The doctor almost sold me on in-vitro fertilization before our hour-long consultation was over. She said (prompted by my inquiry about something that until yesterday was not an option) that with a donated egg and my husband’s sperm, I have an excellent chance of achieving a healthy, successful pregnancy. In fact, I even have time to think about it because most women remain candidates until age 50 or even a little beyond. She also said that the $30,000 price tag could be cut by about one third if I agreed to share one batch of harvested eggs with another couple because we could split the costs associated with the egg donation.
And now I know that if I had $20,000 I would write the check. Unfortunately, I don’t. And although we are not in bad shape financially, we have just enough debt that I’m not comfortable taking out a loan to cover the cost. Come back in four years when our car and mortgage are both paid off and you’ll find a woman who would be happy to take on a loan of that size. But today it would be a struggle. And only compounded by depression if we had to make the payment on a failed attempt.
Of course many peoples’ first response to my predicament is that we can and should at least be grateful for the child we have. And that’s true. And we are. She is as perfect a child as can exist. In fact, she is the reason I want another. The experience of her has been the source of such joy that I want to do it again. I want to do it more.

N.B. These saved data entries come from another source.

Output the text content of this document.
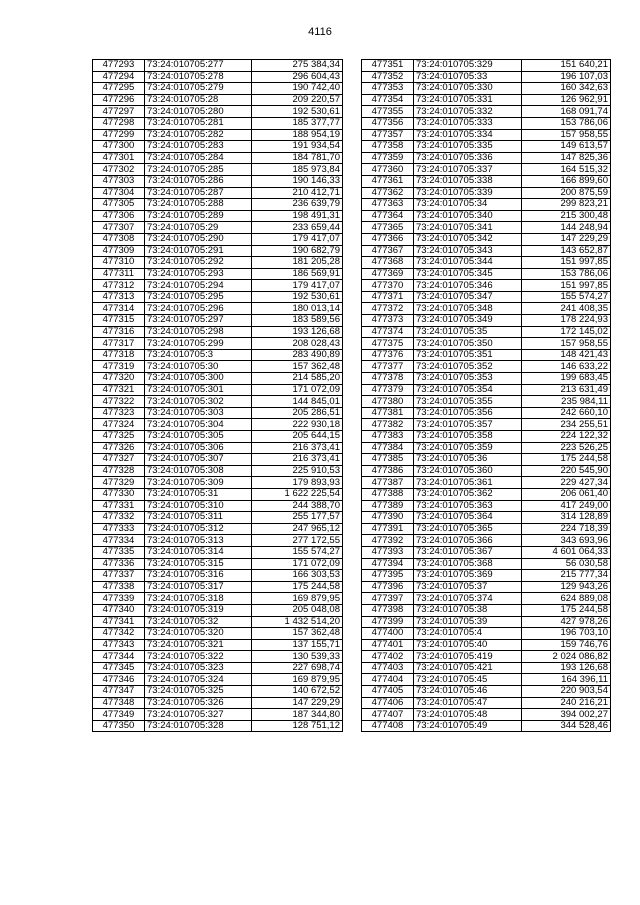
4116
477293	73:24:010705:277	275 384,34
477294	73:24:010705:278	296 604,43
477295	73:24:010705:279	190 742,40
477296	73:24:010705:28	209 220,57
477297	73:24:010705:280	192 530,61
477298	73:24:010705:281	185 377,77
477299	73:24:010705:282	188 954,19
477300	73:24:010705:283	191 934,54
477301	73:24:010705:284	184 781,70
477302	73:24:010705:285	185 973,84
477303	73:24:010705:286	190 146,33
477304	73:24:010705:287	210 412,71
477305	73:24:010705:288	236 639,79
477306	73:24:010705:289	198 491,31
477307	73:24:010705:29	233 659,44
477308	73:24:010705:290	179 417,07
477309	73:24:010705:291	190 682,79
477310	73:24:010705:292	181 205,28
477311	73:24:010705:293	186 569,91
477312	73:24:010705:294	179 417,07
477313	73:24:010705:295	192 530,61
477314	73:24:010705:296	180 013,14
477315	73:24:010705:297	183 589,56
477316	73:24:010705:298	193 126,68
477317	73:24:010705:299	208 028,43
477318	73:24:010705:3	283 490,89
477319	73:24:010705:30	157 362,48
477320	73:24:010705:300	214 585,20
477321	73:24:010705:301	171 072,09
477322	73:24:010705:302	144 845,01
477323	73:24:010705:303	205 286,51
477324	73:24:010705:304	222 930,18
477325	73:24:010705:305	205 644,15
477326	73:24:010705:306	216 373,41
477327	73:24:010705:307	216 373,41
477328	73:24:010705:308	225 910,53
477329	73:24:010705:309	179 893,93
477330	73:24:010705:31	1 622 225,54
477331	73:24:010705:310	244 388,70
477332	73:24:010705:311	255 177,57
477333	73:24:010705:312	247 965,12
477334	73:24:010705:313	277 172,55
477335	73:24:010705:314	155 574,27
477336	73:24:010705:315	171 072,09
477337	73:24:010705:316	166 303,53
477338	73:24:010705:317	175 244,58
477339	73:24:010705:318	169 879,95
477340	73:24:010705:319	205 048,08
477341	73:24:010705:32	1 432 514,20
477342	73:24:010705:320	157 362,48
477343	73:24:010705:321	137 155,71
477344	73:24:010705:322	130 539,33
477345	73:24:010705:323	227 698,74
477346	73:24:010705:324	169 879,95
477347	73:24:010705:325	140 672,52
477348	73:24:010705:326	147 229,29
477349	73:24:010705:327	187 344,80
477350	73:24:010705:328	128 751,12
477351	73:24:010705:329	151 640,21
477352	73:24:010705:33	196 107,03
477353	73:24:010705:330	160 342,63
477354	73:24:010705:331	126 962,91
477355	73:24:010705:332	168 091,74
477356	73:24:010705:333	153 786,06
477357	73:24:010705:334	157 958,55
477358	73:24:010705:335	149 613,57
477359	73:24:010705:336	147 825,36
477360	73:24:010705:337	164 515,32
477361	73:24:010705:338	166 899,60
477362	73:24:010705:339	200 875,59
477363	73:24:010705:34	299 823,21
477364	73:24:010705:340	215 300,48
477365	73:24:010705:341	144 248,94
477366	73:24:010705:342	147 229,29
477367	73:24:010705:343	143 652,87
477368	73:24:010705:344	151 997,85
477369	73:24:010705:345	153 786,06
477370	73:24:010705:346	151 997,85
477371	73:24:010705:347	155 574,27
477372	73:24:010705:348	241 408,35
477373	73:24:010705:349	178 224,93
477374	73:24:010705:35	172 145,02
477375	73:24:010705:350	157 958,55
477376	73:24:010705:351	148 421,43
477377	73:24:010705:352	146 633,22
477378	73:24:010705:353	199 683,45
477379	73:24:010705:354	213 631,49
477380	73:24:010705:355	235 984,11
477381	73:24:010705:356	242 660,10
477382	73:24:010705:357	234 255,51
477383	73:24:010705:358	224 122,32
477384	73:24:010705:359	223 526,25
477385	73:24:010705:36	175 244,58
477386	73:24:010705:360	220 545,90
477387	73:24:010705:361	229 427,34
477388	73:24:010705:362	206 061,40
477389	73:24:010705:363	417 249,00
477390	73:24:010705:364	314 128,89
477391	73:24:010705:365	224 718,39
477392	73:24:010705:366	343 693,96
477393	73:24:010705:367	4 601 064,33
477394	73:24:010705:368	56 030,58
477395	73:24:010705:369	215 777,34
477396	73:24:010705:37	129 943,26
477397	73:24:010705:374	624 889,08
477398	73:24:010705:38	175 244,58
477399	73:24:010705:39	427 978,26
477400	73:24:010705:4	196 703,10
477401	73:24:010705:40	159 746,76
477402	73:24:010705:419	2 024 086,82
477403	73:24:010705:421	193 126,68
477404	73:24:010705:45	164 396,11
477405	73:24:010705:46	220 903,54
477406	73:24:010705:47	240 216,21
477407	73:24:010705:48	394 002,27
477408	73:24:010705:49	344 528,46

I want to do it longer. I want to keep being a mom to a little tiny person and I can’t because she is growing and changing so fast that the experience is flying by at a zillion miles an hour and I can’t seem to grab onto it long enough to fully savor.
Acceptance is tough. I got a late start in life. I met my husband at 39, got married at 40 and celebrated my 41st birthday by giving birth. I’m not ready to be the age I am.

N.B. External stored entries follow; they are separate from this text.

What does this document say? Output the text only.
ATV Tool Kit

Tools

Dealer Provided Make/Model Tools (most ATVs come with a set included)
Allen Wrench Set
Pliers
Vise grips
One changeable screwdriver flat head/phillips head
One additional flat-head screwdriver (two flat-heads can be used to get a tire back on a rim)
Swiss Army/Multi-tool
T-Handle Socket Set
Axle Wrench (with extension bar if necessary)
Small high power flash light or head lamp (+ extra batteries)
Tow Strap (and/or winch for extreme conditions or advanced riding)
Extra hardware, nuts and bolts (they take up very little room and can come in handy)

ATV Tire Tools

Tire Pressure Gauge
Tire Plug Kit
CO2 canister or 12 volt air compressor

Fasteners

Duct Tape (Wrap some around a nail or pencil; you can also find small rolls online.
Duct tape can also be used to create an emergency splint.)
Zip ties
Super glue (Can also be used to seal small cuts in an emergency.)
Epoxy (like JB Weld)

I wish I had known when my daughter was born that I was just about out of eggs. I wish I had known that the chance of a 45-year old conceiving naturally is virtually equivalent to winning the lottery. I wish I had known how much I would want that second child and that I would ultimately reach a level of confidence that a second child might leave us broke but everything would work out somehow.
Today, I know, I have an opportunity to find ways to savor experiences. This “no” that I didn’t want to hear is strong inspiration to never prioritize anything above my family, to focus on the moments, to stay in the present to whatever extent I am able. I will do all of those things, but they don’t diminish the disappointment, the sadness, the frustration and the powerlessness I feel over the death of a dream.